Thus, roses represent a perennial woody model featuring highly diverse morphological traits with a widespread growth range. Robust in vitro propagation, the feasibility of transformation or genetic modifications, and a genome in the process of being sequenced currently make roses an emerging model for woody perennial plants. Furthermore, a short juvenile phase accompanied by continuous flowering has made roses a special model for studying those traits that cannot be addressed with annual species, such as A. thaliana, or with other perennial species, e.g. Populus.

2. Current status of floral transition study in roses

As woody perennial plants, the regulatory mechanisms of rose flowering receive much less attention than model annual herbaceous species like Arabidopsis or rice. Although many genes from Arabidopsis or rice can be identified or predicted (Remay et al., 2009), the functional significance of these genes awaits critical experimental evaluation to build up the gene-regulatory-networks for rose. Currently, the Arabidopsis TFL1 gene in rose (RoKSN) is the only gene related to flowering time regulation which has been functionally characterized.

2.1. TFL1 homologs are important regulators of rose flowering

The study of flowering time in roses has a long history. Semeniuk (1971) first proposed that one homozygous recessive locus, RB (for recurrent flowering), controlled the CF behavior in roses about 35 years after Cajlacjan proposed the hypothesis of florigen (Cajlacjan, 1937).

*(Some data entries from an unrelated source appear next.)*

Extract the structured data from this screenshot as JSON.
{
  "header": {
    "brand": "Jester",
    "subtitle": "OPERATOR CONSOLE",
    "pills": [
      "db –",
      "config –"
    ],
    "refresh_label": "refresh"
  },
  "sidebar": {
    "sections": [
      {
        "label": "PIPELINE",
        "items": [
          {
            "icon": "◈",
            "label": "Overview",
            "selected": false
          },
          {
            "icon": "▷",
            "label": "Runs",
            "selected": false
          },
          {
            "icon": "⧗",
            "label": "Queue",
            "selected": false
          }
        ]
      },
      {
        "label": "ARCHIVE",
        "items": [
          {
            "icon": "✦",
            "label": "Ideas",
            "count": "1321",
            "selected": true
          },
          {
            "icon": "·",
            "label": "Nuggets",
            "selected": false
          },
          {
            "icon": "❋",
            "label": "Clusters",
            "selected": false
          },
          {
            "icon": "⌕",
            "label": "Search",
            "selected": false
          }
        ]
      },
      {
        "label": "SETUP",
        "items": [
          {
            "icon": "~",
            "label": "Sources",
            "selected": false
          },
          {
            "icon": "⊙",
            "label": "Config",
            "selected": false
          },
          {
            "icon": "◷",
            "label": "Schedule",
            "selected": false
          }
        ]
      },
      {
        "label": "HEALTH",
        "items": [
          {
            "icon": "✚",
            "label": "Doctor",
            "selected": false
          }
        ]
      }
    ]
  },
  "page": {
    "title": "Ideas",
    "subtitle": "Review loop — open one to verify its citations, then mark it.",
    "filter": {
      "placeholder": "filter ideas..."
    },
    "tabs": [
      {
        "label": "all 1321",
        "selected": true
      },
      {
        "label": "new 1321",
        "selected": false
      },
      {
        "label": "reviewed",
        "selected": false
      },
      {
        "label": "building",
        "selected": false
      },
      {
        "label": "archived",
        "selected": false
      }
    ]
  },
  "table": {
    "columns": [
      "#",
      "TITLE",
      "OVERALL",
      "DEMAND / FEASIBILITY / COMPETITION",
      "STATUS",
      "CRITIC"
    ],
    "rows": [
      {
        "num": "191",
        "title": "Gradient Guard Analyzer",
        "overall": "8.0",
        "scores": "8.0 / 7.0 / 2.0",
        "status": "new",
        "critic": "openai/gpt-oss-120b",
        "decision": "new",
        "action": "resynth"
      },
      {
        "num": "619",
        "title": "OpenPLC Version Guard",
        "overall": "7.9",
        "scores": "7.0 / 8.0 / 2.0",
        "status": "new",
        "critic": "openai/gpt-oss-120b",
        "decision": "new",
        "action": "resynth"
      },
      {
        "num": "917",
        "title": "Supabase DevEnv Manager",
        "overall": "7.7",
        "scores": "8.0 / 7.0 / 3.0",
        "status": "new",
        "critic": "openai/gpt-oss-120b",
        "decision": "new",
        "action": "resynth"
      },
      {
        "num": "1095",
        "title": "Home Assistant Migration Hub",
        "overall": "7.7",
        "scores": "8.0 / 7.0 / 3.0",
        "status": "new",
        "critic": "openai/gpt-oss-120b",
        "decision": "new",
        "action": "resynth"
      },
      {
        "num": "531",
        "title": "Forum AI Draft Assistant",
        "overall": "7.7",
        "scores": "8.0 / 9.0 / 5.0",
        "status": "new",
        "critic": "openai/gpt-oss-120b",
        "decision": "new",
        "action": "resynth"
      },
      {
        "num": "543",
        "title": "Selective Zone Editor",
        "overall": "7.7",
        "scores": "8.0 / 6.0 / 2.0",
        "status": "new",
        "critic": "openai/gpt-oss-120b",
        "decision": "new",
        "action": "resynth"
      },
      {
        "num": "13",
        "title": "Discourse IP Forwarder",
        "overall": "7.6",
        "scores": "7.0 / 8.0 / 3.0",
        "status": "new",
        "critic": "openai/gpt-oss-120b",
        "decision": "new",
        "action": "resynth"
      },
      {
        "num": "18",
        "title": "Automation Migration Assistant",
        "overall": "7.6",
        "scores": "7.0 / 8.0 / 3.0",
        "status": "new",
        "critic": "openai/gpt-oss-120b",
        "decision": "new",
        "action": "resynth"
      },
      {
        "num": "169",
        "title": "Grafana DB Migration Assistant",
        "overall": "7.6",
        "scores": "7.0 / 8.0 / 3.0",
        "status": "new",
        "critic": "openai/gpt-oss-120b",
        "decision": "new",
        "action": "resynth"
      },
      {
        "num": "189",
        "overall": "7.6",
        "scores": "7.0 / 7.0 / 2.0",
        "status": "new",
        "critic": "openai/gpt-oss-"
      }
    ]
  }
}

However, only until 2002 Crespel et al. (2002) mapped the RB gene and found it to co-localize with RoSPINDLY, an Arabidopsis gene involved in gibberellin signaling, although these findings have not been replicated with larger populations (Spiller et al., 2011). In 2012 and 2014, the Foucher lab used QTL mapping combined with candidate gene approaches, transformation, as well as association genetic methods to show that rose RoKSN or strawberry FvKSN, putative orthologs of Arabidopsis TERMINAL FLOWER LIKE 1 (TFL1), were very likely underlying the CF phenotype (Iwata et al., 2012, Randoux et al., 2014). Similar to Arabidopsis TFL1 (Andres and Coupland, 2012, Fornara et al., 2010), through competing for RoFD with RoFT, RoKSN regulates flowering via modulating accumulation of floral integrators like RoFT, RoAP1, RoLFY, and RoSOC1 (Randoux et al., 2014). Interestingly, the TFL1 ortholog (PtTFL1) is also very important for the onset of flowering in Poplus tremuloides (Mohamed et al., 2010). Therefore, the TFL1-mediated regulation of flowering seems to be conserved in woody plants.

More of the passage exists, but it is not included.